Saturday 18 August 2012

MEITHEALand Worst Case Scenario

The double album is a notoriously hard beast to appreciate: with four sides of vinyl to cover, it is difficult for any artist to maintain any initial vitality and the irony of an art form that begun in the sprightly single (three minutes of buoyant youthful energy) stretching over a length more suited to the weighty themes of opera is often enough for the critic to reject the project out of hand.

The dance double bill battles with the opposite problem. Choreography evolved, in both western and eastern traditions, into a long form: the use of specific gestural languages to fill in plot (a feature of both Bharatanatyam and ballet), the set formats of pas de deux or solo, the emphasis on large companies and spectacular costume all evolved in the context of an art form that would fill an evening. Yet the pairing of max.IMEALLdance and Taciturn Dance Company suggests that the shorter the piece, the sweeter the impact.


Billed together under Dance Base's overall theme of a journey around the world, this is not an attempt to contrast Scottish (Max.IMEALLdance) and English (Taciturn) approaches. Rather, they are connected by the youth of dancers and choreographers, the quirky use of music - ranging from Alvo Noto to Henry Mancini, this is a fine example of post-modern eclecticism, where high and low art, the populist and the experimental rub shoulders and find community - and a dedication to staking out the edges of dance and adapting the past's techniques to contemporary dynamism.

Perhaps Max.IMEALLdance's MEITHEAL could be read as a comment on the mechanisation of the dance process. The emphasis is on precision partnering, patterns revealed through the group's collective movement and the sparse, yet imaginative use of lighting that draws attention to the dancers. The focus and seriousness of the company ensures that the intention to represent the way that the group functions as a unit prevents any sense of the individual dominating the whole: the choreography responds more to the discipline of the corps than the spectacular show of the soloist.
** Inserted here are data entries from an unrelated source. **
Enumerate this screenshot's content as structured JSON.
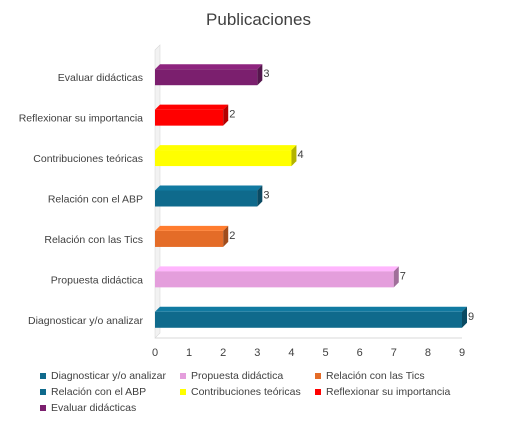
{
  "title": "Publicaciones",
  "chart_data": {
    "type": "bar",
    "orientation": "horizontal",
    "style": "3d",
    "title": "Publicaciones",
    "xlabel": "",
    "ylabel": "",
    "xlim": [
      0,
      9
    ],
    "x_ticks": [
      "0",
      "1",
      "2",
      "3",
      "4",
      "5",
      "6",
      "7",
      "8",
      "9"
    ],
    "grid": false,
    "legend_position": "bottom",
    "categories": [
      "Evaluar didácticas",
      "Reflexionar su importancia",
      "Contribuciones teóricas",
      "Relación con el ABP",
      "Relación con las Tics",
      "Propuesta didáctica",
      "Diagnosticar y/o analizar"
    ],
    "values": [
      3,
      2,
      4,
      3,
      2,
      7,
      9
    ],
    "data_labels": [
      "3",
      "2",
      "4",
      "3",
      "2",
      "7",
      "9"
    ],
    "colors": [
      "#7B1F6E",
      "#FF0000",
      "#FFFF00",
      "#0F6A8C",
      "#E46C28",
      "#E49EDC",
      "#0F6A8C"
    ]
  },
  "legend": [
    {
      "label": "Diagnosticar y/o analizar",
      "color": "#0F6A8C"
    },
    {
      "label": "Propuesta didáctica",
      "color": "#E49EDC"
    },
    {
      "label": "Relación con las Tics",
      "color": "#E46C28"
    },
    {
      "label": "Relación con el ABP",
      "color": "#0F6A8C"
    },
    {
      "label": "Contribuciones teóricas",
      "color": "#FFFF00"
    },
    {
      "label": "Reflexionar su importancia",
      "color": "#FF0000"
    },
    {
      "label": "Evaluar didácticas",
      "color": "#7B1F6E"
    }
  ]
}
Worst Case Scenario, however, emphasises the individuality of the three Taciturn members. They trawl through a series of disasters, explaining, in dance, how to best survive them. It's witty, playful, each episode a  brief burlesque of the logical advice given to those caught without a parachute or about to punched in the guts. The three women come across as likeable characters - when they work together, perhaps to attempt a saving hold, they never meld into a unit, like Max.imeall, but seem to resist the lure of merging by emphasising their individual physicality and identity.

If this double bill is more than a pleasure, or a linking between English and Scottish dance (I would call it contemporary but since Fringe 2011, the phrase has been rendered meaningless), it reveals current experiments within UK dance. Both are easy to define by critical jargon, although this would be far from a total explanation of their works and process: Max.IMEALLdance are a collective, disciplined unit emerging from the technical schools of dance discipline, while Taciturn are Dance Theatre with a dash of comedy and Live Art.

Of course, that last sentence says nothing about the actual pieces. It simply signifies that there is an interest in these works for certain audiences. Like star ratings, it flatters to deceive, an attempt by the critic to hide the fundamental problem of assessing dance (is it a totality that cannot be deconstructed into words without losing its essential meaning or the experience). For the record, both pieces give pleasure: MEITHEAL for the quality of dance, Worst Case Scenario for the personality and style.

The rock double album, however, remains a really bad idea, for the most part.